Path patterns and graph patterns
Path patterns
A path pattern is the top level pattern that is matched against paths in a graph.
Syntax
pathPattern ::= [ pathVariableDeclaration ] [ pathPatternPrefix ] pathPatternExpression
pathVariableDeclaration ::= pathVariable "="
pathPatternPrefix ::= pathModePrefix | shortestPathSelector
pathPatternExpression ::= { parenthesizedPathPatternExpression | pathPatternPhrase }
parenthesizedPathPatternExpression ::=
"("
[ subpathVariableDeclaration ]
pathPatternExpression
[ parenthesizedPathPatternWhereClause ]
")"
subpathVariableDeclaration ::= pathVariable "="
pathPatternPhrase ::= [{ simplePathPattern | quantifiedPathPattern }]+
simplePathPattern ::= nodePattern
[ { relationshipPattern | quantifiedRelationship } nodePattern ]*
parenthesizedPathPatternWhereClause ::= "WHERE" booleanExpression
See the related section for each of the syntax rules:
|
|
|
|
|
|
|
|
|
Rules
The minimum number of elements in the path pattern must be greater than zero. For example, a path pattern that is a quantified path pattern with a quantifier that has a lower bound of zero is not allowed:
((n)-[r]->(m)){0,10}
A path pattern must always begin and end with a node pattern.
(n)-[r]->(m)-[s]-
A path pattern may be composed of a concatenation of simple and quantified path patterns. Two simple path patterns, however, may not be placed next to each other.
(a)<-[s]-(b) (c)-[t]->(d)
When a path pattern is matched to paths in a graph, nodes can be revisited but relationships cannot.

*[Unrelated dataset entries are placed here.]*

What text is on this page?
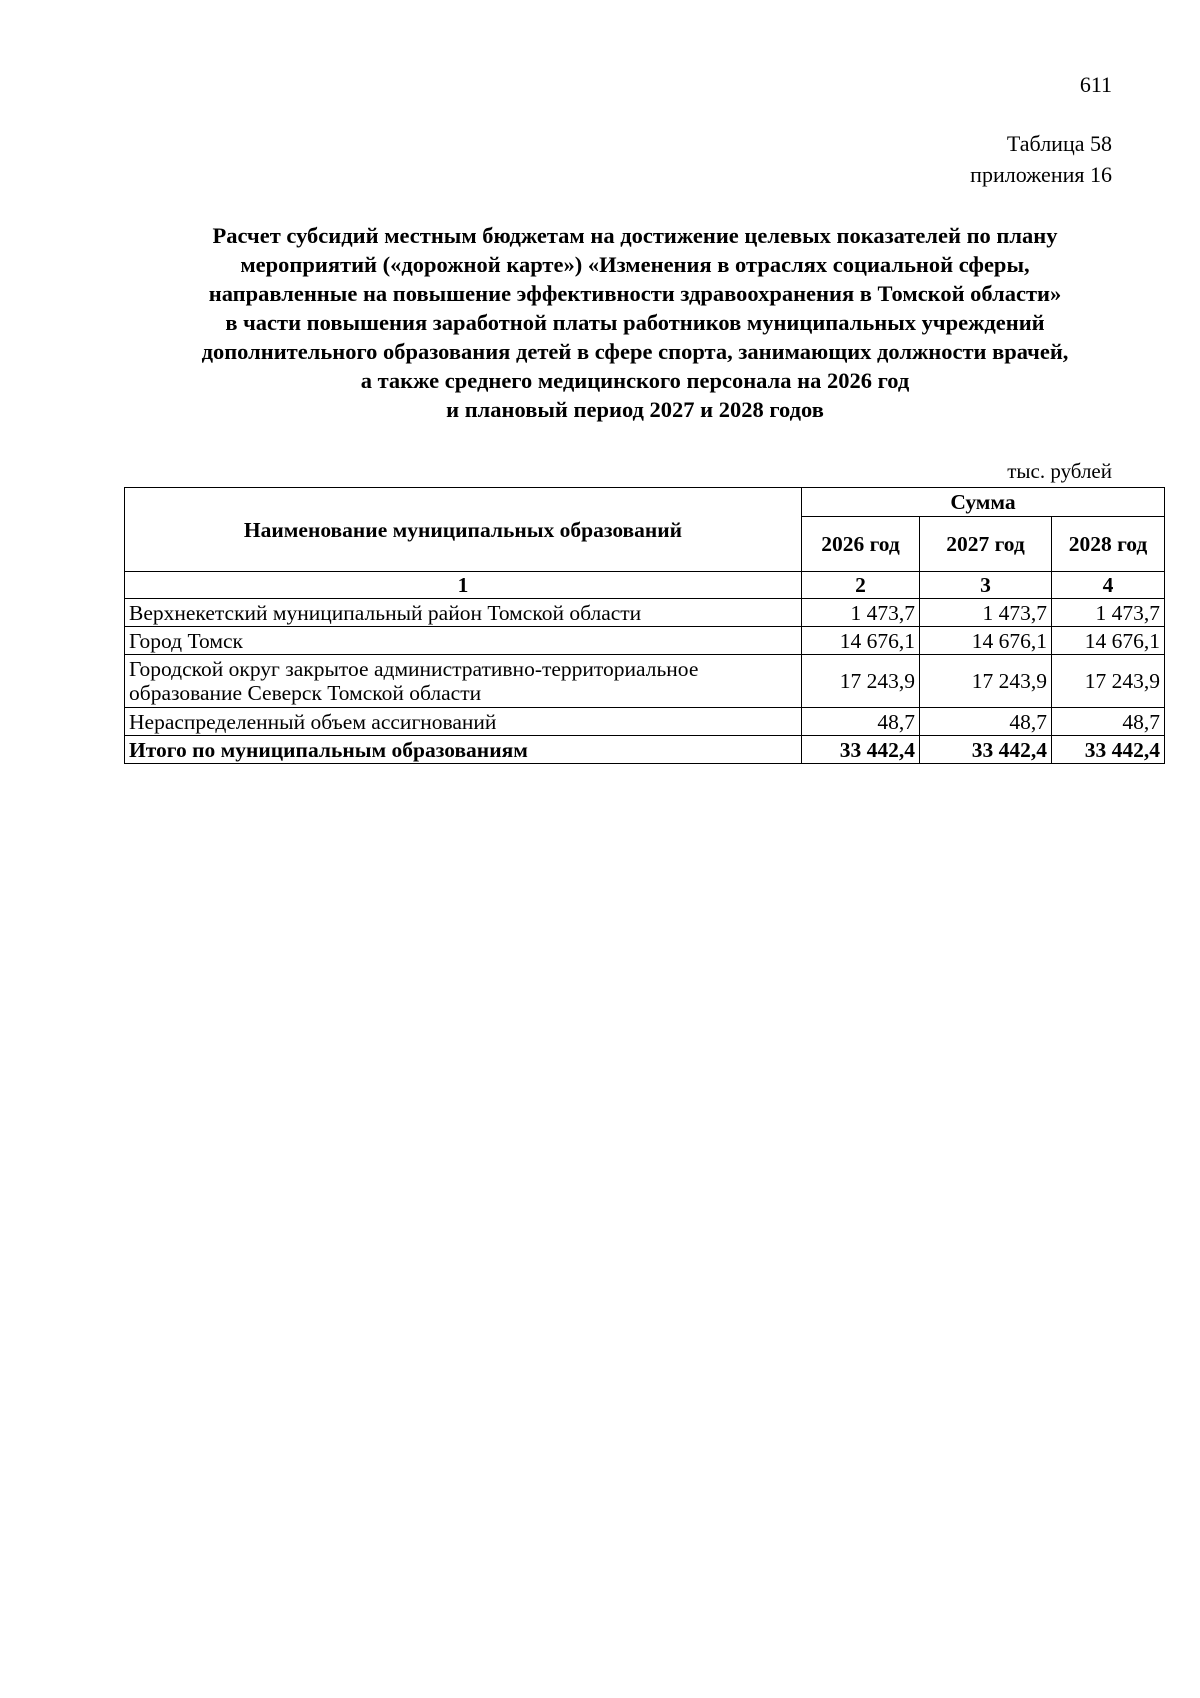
611
Таблица 58
приложения 16
Расчет субсидий местным бюджетам на достижение целевых показателей по плану
мероприятий («дорожной карте») «Изменения в отраслях социальной сферы,
направленные на повышение эффективности здравоохранения в Томской области»
в части повышения заработной платы работников муниципальных учреждений
дополнительного образования детей в сфере спорта, занимающих должности врачей,
а также среднего медицинского персонала на 2026 год
и плановый период 2027 и 2028 годов
тыс. рублей
Наименование муниципальных образований	Сумма		
	2026 год	2027 год	2028 год
1	2	3	4
Верхнекетский муниципальный район Томской области	1 473,7	1 473,7	1 473,7
Город Томск	14 676,1	14 676,1	14 676,1

Городской округ закрытое административно-территориальное
образование Северск Томской области	17 243,9	17 243,9	17 243,9
Нераспределенный объем ассигнований	48,7	48,7	48,7
Итого по муниципальным образованиям	33 442,4	33 442,4	33 442,4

A subpath variable (a path variable declared inside a parenthesized path pattern expression) can only be used if a shortest paths mode is also specified.
MATCH SHORTEST 1 (p = (a)-[r]->+(b) WHERE length(p) > 3)
MATCH (:A)-[:S]->(:B) (p = ((a)-[r]->(b))+)
See graph patterns for rules on declaring variables multiple times.
Examples
A single node pattern is allowed as it has at least one element:
(n)
A simple path pattern with more than one element:
(a:A)<-[{p: 30}]-(b)-[t WHERE t.q > 0]->(c:C)
A quantified path pattern can have a lower bound of zero in its quantifier as long as it abuts other patterns that have at least one element:
(:A) ((:X)-[:R]-()){0,10} (:B)
A quantified relationship can also have a lower bound of zero as long as the overall path pattern has at least one element:
(:A)-[:R]->{0,10}(:B)
A concatenation of simple and quantified path patterns:
(a)<-[s]-(b)-[t]->(c) ((n)-[r]->(m)){0,10} (:X)
Referencing non-local node variable in a simple path pattern:
(a)<-[s:X WHERE a.p = s.p]-(b)
Referencing a non-local relationship variable within a quantified path pattern:
(:A) ((a)<-[s:X WHERE a.p = s.p]-(b)){,5}
A variable that was introduced in a previous clause can be referenced as long as that variable was defined outside of a quantified path pattern:
MATCH (n)
MATCH ()-[r WHERE r.q = n.q]-() (()<-[s:X WHERE n.p = s.p]-()){2,3}
Paths matched by the path pattern can be assigned to a variable:
MATCH p = ()-[r WHERE r.q = n.q]-()
Graph patterns
A graph pattern is a comma separated list of one or more path patterns.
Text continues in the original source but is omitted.